Where Each Scenario Tends to Start
| Scenario | Typical launch tier | Common graduation |
|---|---|---|
| Conversation Intelligence | 2 | 4 for tagging/scoring; 2 for action items |
| Document-Driven Action | 2 | 3 for low-risk classes; 4 for high-confidence repeats |
| Knowledge Assistant | 1 | stays 1; the user always reads |
| Content Generation | 2 | 4 only with strong eval + brand guardrails |
| Decision Review | 1 or 2 | rarely past 2; decisions carry liability |
| Data Extraction | 2 | 4 with confidence-gated routing |
| Research & Synthesis | 2 | usually stays 2; output is human-consumed |
| Personalization | 1 or 4 | depends on UX — recommendations are 4, dialog is 1–2 |
| Workflow Automation | 3 | 4 per workflow type as confidence accrues |
| Multimodal Inspection | 2 | 4 with calibrated confidence thresholds |
| Coaching & Simulation | 1 | stays 1; feedback is the product |
| Creative Assistance | 1 | stays 1; the human is the author |
| Voice Automation | 3 | 4 for defined intents; escalate the rest |
| Trust & Safety | 4 | 4 from day one; humans audit decisions |
Graduation Criteria
A workflow earns the next tier when:
- Measured agreement with humans on a fresh, held-out sample exceeds the bar for that decision class.
- Error cost × error rate is acceptable — not just accuracy, but expected loss.
- Recoverability exists — undo, dispute, reversal, audit log.
- Anomaly detection is in place — you'll know within hours, not weeks, if quality drifts.
- A kill switch can flip the workflow back down a tier without a deploy.

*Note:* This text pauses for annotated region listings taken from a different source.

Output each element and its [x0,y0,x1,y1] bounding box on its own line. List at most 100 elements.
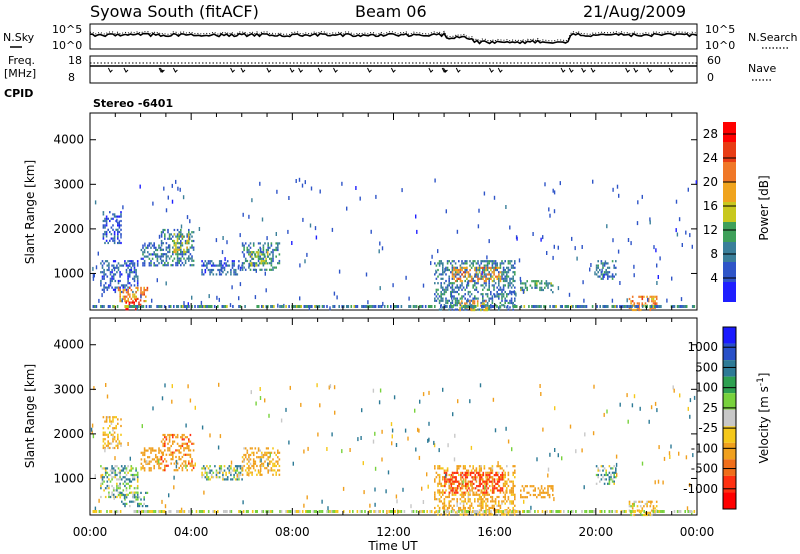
data-cell [494,304,497,307]
data-cell [231,469,234,472]
data-point [152,201,154,206]
data-point [633,264,635,269]
data-cell [514,504,516,507]
data-cell [493,260,495,263]
data-cell [496,286,498,289]
data-cell [502,491,505,494]
data-cell [466,489,469,492]
data-cell [188,453,190,456]
ground-cell [135,305,137,308]
data-cell [469,465,471,468]
ground-cell [353,305,356,308]
ground-cell [529,510,532,513]
data-cell [159,255,162,258]
data-cell [456,469,458,472]
ground-cell [602,305,604,308]
data-cell [643,513,645,517]
data-cell [191,264,193,267]
data-cell [102,433,105,436]
ground-cell [446,510,448,513]
data-cell [244,259,247,263]
data-cell [181,255,184,258]
data-cell [480,284,482,287]
data-cell [151,458,154,461]
data-cell [595,473,598,477]
data-cell [459,304,462,307]
data-cell [461,513,463,516]
data-point [549,452,551,457]
data-cell [124,465,126,468]
data-cell [595,465,598,468]
data-cell [476,302,479,305]
data-cell [127,465,129,468]
data-cell [471,489,473,492]
data-cell [147,255,149,258]
data-cell [482,297,484,300]
data-cell [142,253,144,256]
data-cell [507,262,510,265]
data-cell [209,465,211,468]
data-cell [524,286,527,289]
data-point [163,186,165,191]
data-cell [225,473,227,477]
data-cell [261,473,263,476]
ground-cell [456,510,459,513]
data-cell [105,222,108,225]
ground-cell [244,305,246,308]
data-cell [499,271,502,274]
ground-cell [634,305,636,308]
data-cell [206,264,208,267]
nave-dip [298,67,303,73]
data-cell [468,300,471,303]
data-cell [117,438,119,441]
data-cell [466,277,468,280]
data-cell [456,273,458,276]
data-cell [176,469,179,472]
data-cell [453,493,455,496]
data-cell [119,275,121,278]
ground-cell [188,305,190,308]
data-cell [473,309,476,312]
data-cell [461,487,464,490]
nave-dip [568,67,574,73]
data-cell [248,244,250,247]
data-cell [651,295,653,298]
data-cell [480,467,482,470]
data-cell [176,257,179,260]
data-cell [466,299,468,302]
data-cell [146,505,149,508]
data-cell [272,268,274,271]
data-cell [490,290,492,294]
data-cell [101,288,104,291]
data-cell [552,291,554,294]
data-cell [101,266,104,269]
ground-cell [116,510,119,513]
data-cell [272,248,274,252]
data-point [101,293,103,298]
data-cell [168,436,171,439]
data-cell [270,264,273,267]
data-cell [502,304,505,307]
data-cell [469,500,471,503]
ground-cell [550,510,553,513]
data-cell [483,268,486,272]
data-cell [496,465,498,468]
data-point [672,385,674,390]
data-cell [136,487,139,490]
ground-cell [570,305,573,308]
data-cell [130,271,133,274]
data-cell [472,506,474,510]
data-cell [143,469,146,472]
data-cell [241,465,243,468]
data-cell [496,264,498,267]
data-cell [273,462,276,465]
data-cell [102,416,105,419]
data-cell [451,266,454,269]
data-cell [501,474,504,477]
data-cell [112,476,115,479]
data-cell [605,471,607,474]
data-cell [178,444,180,448]
data-cell [482,295,484,298]
data-cell [501,271,503,274]
data-cell [512,484,514,488]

Without all five, do not promote. The most expensive LLM incidents in the wild are tier-3 workflows that were promoted to tier-4 informally — usually after a senior person said "looks good" for a week.
Two Anti-Patterns
- Premature Tier 4. Shipping autonomous behavior before evaluation infrastructure exists. The model is good enough on the demo set, the team announces "AI handles this now," then real traffic exposes the long tail. Recovery means rolling back publicly.
- Permanent Tier 1. A great copilot kept at Tier 1 forever because nobody owns the graduation work. The capability is real but no business value compounds. Promotion is itself a feature.
How to Use This Page
When scoping a new LLM project, decide the launch tier explicitly:
- What tier does the strongest stakeholder want? (usually too high)
- What tier does the eval evidence support today? (usually 1 or 2)
- What's the cheapest first step that creates measurable value? (often Tier 2)
- What would need to be true to graduate? (write it down; this becomes the eval / monitoring roadmap)
The right answer is rarely the highest tier. The right answer is the tier you can defend.